Department of Pharmaceutics, St. John Institute of Pharmacy and Research, Palghar, Maharashtra, 401404, India.
Department of Pharmaceutical Technology, Faculty of Pharmacy, Universiti Malaya, 50603, Kuala Lumpur, Malaysia.
Comput Biol Med. 2024 Aug;178:108702. doi: 10.1016/j.compbiomed.2024.108702. Epub 2024 Jun 7.

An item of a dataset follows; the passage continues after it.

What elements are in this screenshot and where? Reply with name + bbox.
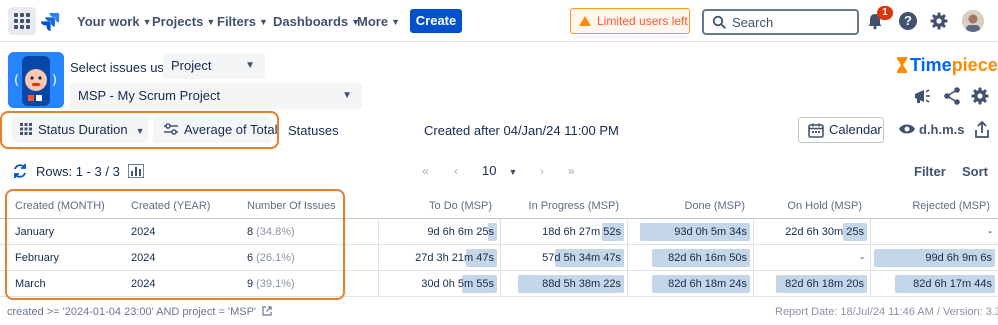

Artificial intelligence (AI) has emerged as a powerful tool to revolutionize the healthcare sector, including drug delivery and development. This review explores the current and future applications of AI in the pharmaceutical industry, focusing on drug delivery and development. It covers various aspects such as smart drug delivery networks, sensors, drug repurposing, statistical modeling, and simulation of biotechnological and biological systems. The integration of AI with nanotechnologies and nanomedicines is also examined. AI offers significant advancements in drug discovery by efficiently identifying compounds, validating drug targets, streamlining drug structures, and prioritizing response templates. Techniques like data mining, multitask learning, and high-throughput screening contribute to better drug discovery and development innovations. The review discusses AI applications in drug formulation and delivery, clinical trials, drug safety, and pharmacovigilance. It addresses regulatory considerations and challenges associated with AI in pharmaceuticals, including privacy, data security, and interpretability of AI models. The review concludes with future perspectives, highlighting emerging trends, addressing limitations and biases in AI models, and emphasizing the importance of collaboration and knowledge sharing. It provides a comprehensive overview of AI's potential to transform the pharmaceutical industry and improve patient care while identifying further research and development areas.
人工智能 (AI) 已成为颠覆医疗保健领域(包括药物输送和开发)的强大工具。本综述探讨了人工智能在制药行业中的当前和未来应用,重点关注药物输送和开发。它涵盖了智能药物输送网络、传感器、药物再利用、统计建模以及生物技术和生物系统的模拟等各个方面。还研究了人工智能与纳米技术和纳米医学的集成。人工智能通过有效识别化合物、验证药物靶点、简化药物结构以及优先考虑响应模板,在药物发现方面取得了重大进展。数据挖掘、多任务学习和高通量筛选等技术有助于推动药物发现和开发创新。本文讨论了人工智能在药物配方和输送、临床试验、药物安全性和药物警戒方面的应用。它还讨论了与制药领域人工智能相关的监管考虑因素和挑战,包括隐私、数据安全和人工智能模型的可解释性。最后,本文提出了未来展望,强调了人工智能在改善患者护理方面的潜力,同时也强调了合作和知识共享的重要性。本文全面概述了人工智能在改变制药行业和改善患者护理方面的潜力,同时也确定了进一步的研究和发展领域。